Is the behavior of non-profit hospital management out of control?
Yes, says digital health entrepreneur David Chase in a column for Forbes. He argues that the management of many not-for-profit hospitals engage in anti-competitive behavior “that would make John D. Rockefeller blush with their brutal actions” and that is damaging the American middle class.
Chase blames the management of not-for-profit hospitals and systems for using their market power to coerce doctors to join their accountable care organizations or medical groups, and locking in physician practices they purchase with geographic non-compete clauses. As a result, the ever-rising costs of healthcare are taking money out of the pockets of middle-class Americans that could be spent elsewhere.
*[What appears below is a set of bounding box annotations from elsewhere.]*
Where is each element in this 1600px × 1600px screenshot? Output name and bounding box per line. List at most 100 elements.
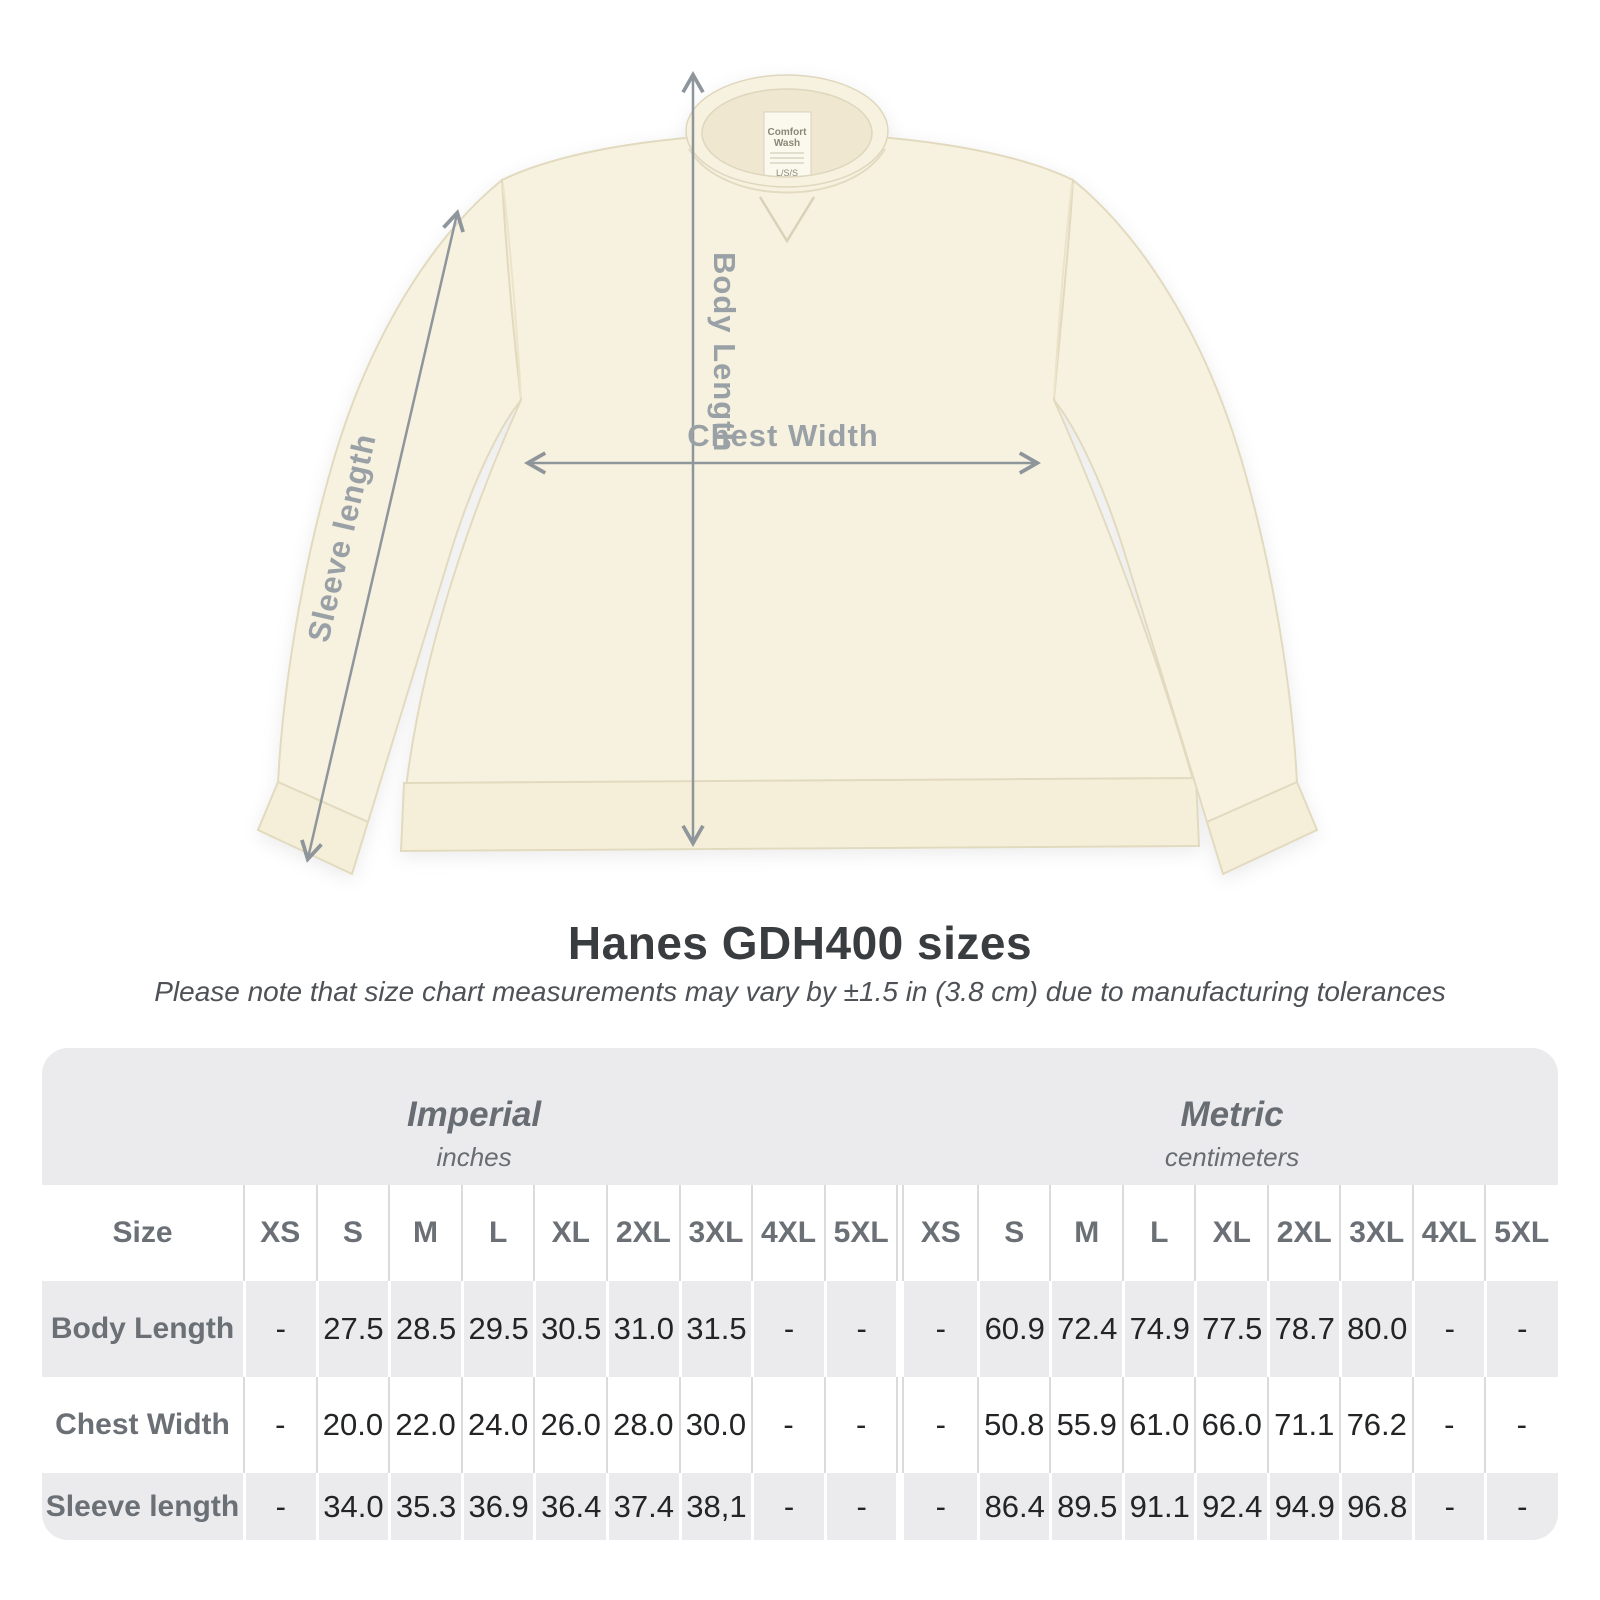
- tolerance-note: Please note that size chart measurements…: [154, 976, 1446, 1007]
- table-cell: -: [1484, 1377, 1557, 1473]
- table-cell: 28.5: [388, 1281, 461, 1377]
- table-cell: -: [823, 1281, 897, 1377]
- table-cell: 34.0: [315, 1473, 389, 1540]
- table-cell: 36.9: [460, 1473, 534, 1540]
- hem-band: [399, 776, 1201, 853]
- table-cell: 37.4: [606, 1473, 679, 1540]
- collar: [685, 74, 889, 188]
- table-cell: -: [243, 1281, 316, 1377]
- table-cell: 31.5: [678, 1281, 752, 1377]
- table-cell: 92.4: [1194, 1473, 1267, 1540]
- table-cell: -: [1411, 1281, 1485, 1377]
- measurement-arrows: [300, 70, 1042, 863]
- sweatshirt-size-diagram: Comfort Wash L/S/S Body Length Chest Wid…: [256, 70, 1319, 876]
- table-cell: 30.0: [678, 1377, 752, 1473]
- table-cell: -: [935, 1488, 946, 1524]
- size-col-header: XS: [243, 1185, 316, 1281]
- chest-width-label: Chest Width: [687, 418, 879, 453]
- body-length-label: Body Length: [707, 252, 742, 452]
- size-col-header: 4XL: [1411, 1185, 1485, 1281]
- row-label: Body Length: [50, 1312, 235, 1345]
- shoulder-seam-right: [1053, 183, 1073, 399]
- imperial-title: Imperial: [406, 1095, 542, 1134]
- neck-label-brand-line1: Comfort: [768, 127, 808, 138]
- table-row-chest-width: Chest Width - 20.0 22.0 24.0 26.0 28.0 3…: [42, 1377, 1558, 1473]
- table-cell: -: [751, 1473, 824, 1540]
- table-cell: 74.9: [1121, 1281, 1195, 1377]
- unit-header-band: Imperial inches Metric centimeters: [42, 1048, 1558, 1185]
- sweatshirt-graphic: Comfort Wash L/S/S: [256, 74, 1319, 876]
- size-col-header: XL: [1194, 1185, 1267, 1281]
- table-header-row: Size XS S M L XL 2XL 3XL 4XL 5XL XS S M …: [42, 1185, 1558, 1281]
- size-col-header: M: [388, 1185, 461, 1281]
- size-col-header: 2XL: [606, 1185, 679, 1281]
- imperial-header: Imperial inches: [42, 1048, 906, 1185]
- table-cell: -: [935, 1311, 946, 1346]
- table-cell: 86.4: [976, 1473, 1050, 1540]
- table-cell: 36.4: [533, 1473, 606, 1540]
- neck-seam: [688, 148, 886, 194]
- size-col-header: 3XL: [678, 1185, 752, 1281]
- table-cell: -: [1411, 1473, 1485, 1540]
- table-cell: -: [823, 1377, 897, 1473]
- table-cell: 28.0: [606, 1377, 679, 1473]
- table-cell: -: [243, 1377, 316, 1473]
- table-cell: 26.0: [533, 1377, 606, 1473]
- table-cell: 94.9: [1266, 1473, 1340, 1540]
- table-cell: 78.7: [1266, 1281, 1340, 1377]
- row-label: Chest Width: [55, 1408, 230, 1441]
- table-cell: -: [751, 1281, 824, 1377]
- panel-gap: [896, 1473, 905, 1540]
- size-col-header: S: [976, 1185, 1050, 1281]
- metric-header: Metric centimeters: [906, 1048, 1558, 1185]
- size-col-header: XS: [920, 1216, 961, 1249]
- panel-gap: [896, 1185, 905, 1281]
- size-column-header: Size: [112, 1216, 173, 1249]
- imperial-unit: inches: [436, 1142, 512, 1172]
- size-col-header: 3XL: [1339, 1185, 1412, 1281]
- panel-gap: [896, 1281, 905, 1377]
- table-cell: 30.5: [533, 1281, 606, 1377]
- table-cell: -: [751, 1377, 824, 1473]
- table-cell: -: [935, 1407, 946, 1442]
- table-cell: 96.8: [1339, 1473, 1412, 1540]
- table-cell: 66.0: [1194, 1377, 1267, 1473]
- neck-label-size: L/S/S: [776, 168, 798, 178]
- table-cell: 35.3: [388, 1473, 461, 1540]
- size-table: Imperial inches Metric centimeters Size …: [42, 1048, 1558, 1540]
- shoulder-seam-left: [502, 183, 522, 399]
- metric-title: Metric: [1180, 1095, 1284, 1134]
- size-col-header: 2XL: [1266, 1185, 1340, 1281]
- table-cell: 89.5: [1049, 1473, 1122, 1540]
- table-cell: -: [1411, 1377, 1485, 1473]
- table-cell: 71.1: [1266, 1377, 1340, 1473]
- table-cell: 80.0: [1339, 1281, 1412, 1377]
- table-cell: -: [823, 1473, 897, 1540]
- table-cell: -: [1484, 1281, 1557, 1377]
- table-cell: 24.0: [460, 1377, 534, 1473]
- table-cell: 76.2: [1339, 1377, 1412, 1473]
- table-cell: -: [1484, 1473, 1557, 1540]
- size-col-header: L: [460, 1185, 534, 1281]
- table-cell: 91.1: [1121, 1473, 1195, 1540]
- table-cell: 38,1: [678, 1473, 752, 1540]
- table-cell: 77.5: [1194, 1281, 1267, 1377]
- sleeve-length-arrow: [300, 209, 465, 863]
- table-cell: 60.9: [976, 1281, 1050, 1377]
- table-cell: 72.4: [1049, 1281, 1122, 1377]
- row-label: Sleeve length: [45, 1489, 240, 1523]
- table-cell: 22.0: [388, 1377, 461, 1473]
- table-row-body-length: Body Length - 27.5 28.5 29.5 30.5 31.0 3…: [42, 1281, 1558, 1377]
- size-col-header: 5XL: [823, 1185, 897, 1281]
- size-col-header: M: [1049, 1185, 1122, 1281]
- table-cell: -: [243, 1473, 316, 1540]
- v-notch: [758, 196, 816, 244]
- table-cell: 27.5: [315, 1281, 389, 1377]
- panel-gap: [896, 1377, 905, 1473]
- table-cell: 55.9: [1049, 1377, 1122, 1473]
- table-cell: 31.0: [606, 1281, 679, 1377]
- size-col-header: S: [315, 1185, 389, 1281]
- table-cell: 50.8: [976, 1377, 1050, 1473]
- metric-unit: centimeters: [1164, 1142, 1300, 1172]
- table-cell: 20.0: [315, 1377, 389, 1473]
Such abuse of monopoly power in healthcare is not new; some might even refer to it as a distinctly American dystopoly.
Moreover, Chase notes that some systems misdirect the funds they have acquired. For example, he writes that Partners HealthCare System is spending $1.7 billion on a new electronic medical records system. This seems reflective of the common complaint among many medical practices that investments in new EMR systems are not panning out, with increased costs still being incurred years after implementation. He suggested instead that Partners spend only $700 million, and use the other $1 billion to create a new venture fund and draw in other investors to reform payment models and foster new innovations in healthcare delivery.